Amidst the tight security grip, the Egyptian parliament extended on Tuesday the state of emergency across the whole country for 11th time since April 2017, Anadolu news agency has reported.
According to the official Egyptian news agency, Anadolu said that two-thirds of the Egyptian parliament, which consists of 454 MPs, approved the president's decision to renew the state of emergency for an extra three months, starting from 27 January 2020.
The emergency law stipulates that the armed forces and police are entitled to stand up against what they describe as terrorist dangers, protecting public and private properties, as well as protecting the people.
The Egyptian parliament, which has been accused of being controlled by the army, has never rejected any decision by President Abdel-Fattah Al-Sisi.
On 10 April 2017, the Egyptian parliament approved imposing a state of emergency for three months in order to fight terror.
This came in the aftermath of attacks on two churches in the north of the country that killed 45 Copts allegedly by Daesh.
The state of emergency gives the country the power to monitor mass media and communications, expropriate property, expand army and police power, try suspects in exceptional trials and impose curfews.

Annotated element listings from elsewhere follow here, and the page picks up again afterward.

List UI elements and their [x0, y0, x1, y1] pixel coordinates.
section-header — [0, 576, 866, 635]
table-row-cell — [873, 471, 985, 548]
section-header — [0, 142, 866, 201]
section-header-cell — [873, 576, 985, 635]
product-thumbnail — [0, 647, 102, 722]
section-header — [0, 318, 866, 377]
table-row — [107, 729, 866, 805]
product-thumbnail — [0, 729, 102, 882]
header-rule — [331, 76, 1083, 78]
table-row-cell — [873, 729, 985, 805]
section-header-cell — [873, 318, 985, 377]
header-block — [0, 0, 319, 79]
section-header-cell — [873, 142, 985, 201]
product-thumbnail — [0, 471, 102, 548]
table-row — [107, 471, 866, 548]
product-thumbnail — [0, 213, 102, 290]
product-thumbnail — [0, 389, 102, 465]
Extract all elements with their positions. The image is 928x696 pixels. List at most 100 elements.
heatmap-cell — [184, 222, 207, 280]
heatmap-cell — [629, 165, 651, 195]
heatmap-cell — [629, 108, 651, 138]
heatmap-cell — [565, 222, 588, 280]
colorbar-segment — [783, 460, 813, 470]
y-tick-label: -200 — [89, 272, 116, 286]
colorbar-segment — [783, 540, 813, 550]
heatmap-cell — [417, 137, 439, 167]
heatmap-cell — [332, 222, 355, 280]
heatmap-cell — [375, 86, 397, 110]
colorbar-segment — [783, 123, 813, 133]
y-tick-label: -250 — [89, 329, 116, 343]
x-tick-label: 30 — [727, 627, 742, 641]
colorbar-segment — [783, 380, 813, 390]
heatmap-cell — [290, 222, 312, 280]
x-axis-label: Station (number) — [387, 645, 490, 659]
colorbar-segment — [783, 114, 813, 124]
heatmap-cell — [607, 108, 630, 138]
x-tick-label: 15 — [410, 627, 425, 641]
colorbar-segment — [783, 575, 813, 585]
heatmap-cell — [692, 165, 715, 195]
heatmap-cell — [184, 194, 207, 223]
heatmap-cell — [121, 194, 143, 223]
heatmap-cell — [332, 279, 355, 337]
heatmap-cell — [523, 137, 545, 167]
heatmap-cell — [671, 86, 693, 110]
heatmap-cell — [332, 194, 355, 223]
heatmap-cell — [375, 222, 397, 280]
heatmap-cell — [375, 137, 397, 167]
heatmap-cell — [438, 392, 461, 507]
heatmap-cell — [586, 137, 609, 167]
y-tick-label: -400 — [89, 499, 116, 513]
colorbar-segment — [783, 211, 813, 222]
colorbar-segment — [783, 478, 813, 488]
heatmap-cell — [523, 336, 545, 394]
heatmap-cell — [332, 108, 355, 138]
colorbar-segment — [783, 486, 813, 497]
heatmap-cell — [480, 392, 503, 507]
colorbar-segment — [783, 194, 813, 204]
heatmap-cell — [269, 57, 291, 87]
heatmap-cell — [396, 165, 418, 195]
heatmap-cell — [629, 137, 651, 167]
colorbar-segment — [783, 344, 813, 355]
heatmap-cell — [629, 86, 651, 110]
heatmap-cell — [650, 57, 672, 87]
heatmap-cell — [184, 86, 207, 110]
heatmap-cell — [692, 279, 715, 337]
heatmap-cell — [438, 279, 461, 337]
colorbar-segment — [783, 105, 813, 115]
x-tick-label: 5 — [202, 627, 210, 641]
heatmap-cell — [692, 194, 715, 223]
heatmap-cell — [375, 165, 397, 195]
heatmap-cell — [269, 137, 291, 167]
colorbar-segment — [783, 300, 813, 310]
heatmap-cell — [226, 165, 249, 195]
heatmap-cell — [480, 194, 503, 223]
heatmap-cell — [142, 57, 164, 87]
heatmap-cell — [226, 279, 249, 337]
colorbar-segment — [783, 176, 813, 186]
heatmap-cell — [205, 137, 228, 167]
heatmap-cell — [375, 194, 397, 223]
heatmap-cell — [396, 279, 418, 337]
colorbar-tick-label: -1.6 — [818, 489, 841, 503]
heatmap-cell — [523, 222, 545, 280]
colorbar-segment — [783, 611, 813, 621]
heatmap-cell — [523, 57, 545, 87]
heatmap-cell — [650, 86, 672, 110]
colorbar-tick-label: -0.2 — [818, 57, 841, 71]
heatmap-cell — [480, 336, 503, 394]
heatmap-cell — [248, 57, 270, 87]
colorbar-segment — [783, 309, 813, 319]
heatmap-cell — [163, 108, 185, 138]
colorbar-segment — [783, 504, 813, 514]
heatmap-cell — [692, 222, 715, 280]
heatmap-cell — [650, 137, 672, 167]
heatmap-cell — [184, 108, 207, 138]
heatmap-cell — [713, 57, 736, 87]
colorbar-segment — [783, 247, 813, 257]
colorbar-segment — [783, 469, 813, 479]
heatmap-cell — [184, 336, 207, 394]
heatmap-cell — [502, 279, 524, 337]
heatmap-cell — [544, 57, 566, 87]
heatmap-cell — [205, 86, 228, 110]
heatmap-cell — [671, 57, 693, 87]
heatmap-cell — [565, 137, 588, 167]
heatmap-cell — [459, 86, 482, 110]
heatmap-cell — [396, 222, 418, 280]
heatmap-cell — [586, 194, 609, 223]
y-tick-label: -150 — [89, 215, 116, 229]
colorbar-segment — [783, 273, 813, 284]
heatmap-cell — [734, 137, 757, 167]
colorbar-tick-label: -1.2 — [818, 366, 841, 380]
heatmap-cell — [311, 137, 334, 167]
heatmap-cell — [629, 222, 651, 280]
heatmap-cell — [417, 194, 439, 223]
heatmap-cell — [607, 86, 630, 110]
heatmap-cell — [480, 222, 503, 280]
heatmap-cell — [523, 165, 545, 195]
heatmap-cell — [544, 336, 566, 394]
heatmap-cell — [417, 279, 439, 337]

International rights groups have criticised the authorities and the imposition of the state of emergency, but they claim it does not violate the constitution.
Since August 2013 when Al-Sisi carried out a military coup against the first-ever freely elected President Mohammed Morsi, the country has been suffering from tight security measures and an ailing economy.
Al-Sisi, who was the defence minister during the Morsi era, is supported by the UAE and Saudi Arabia and has been warmly welcomed in the White House and other European capitals despite killing and detaining thousands of Egyptians over their opposition to his coup.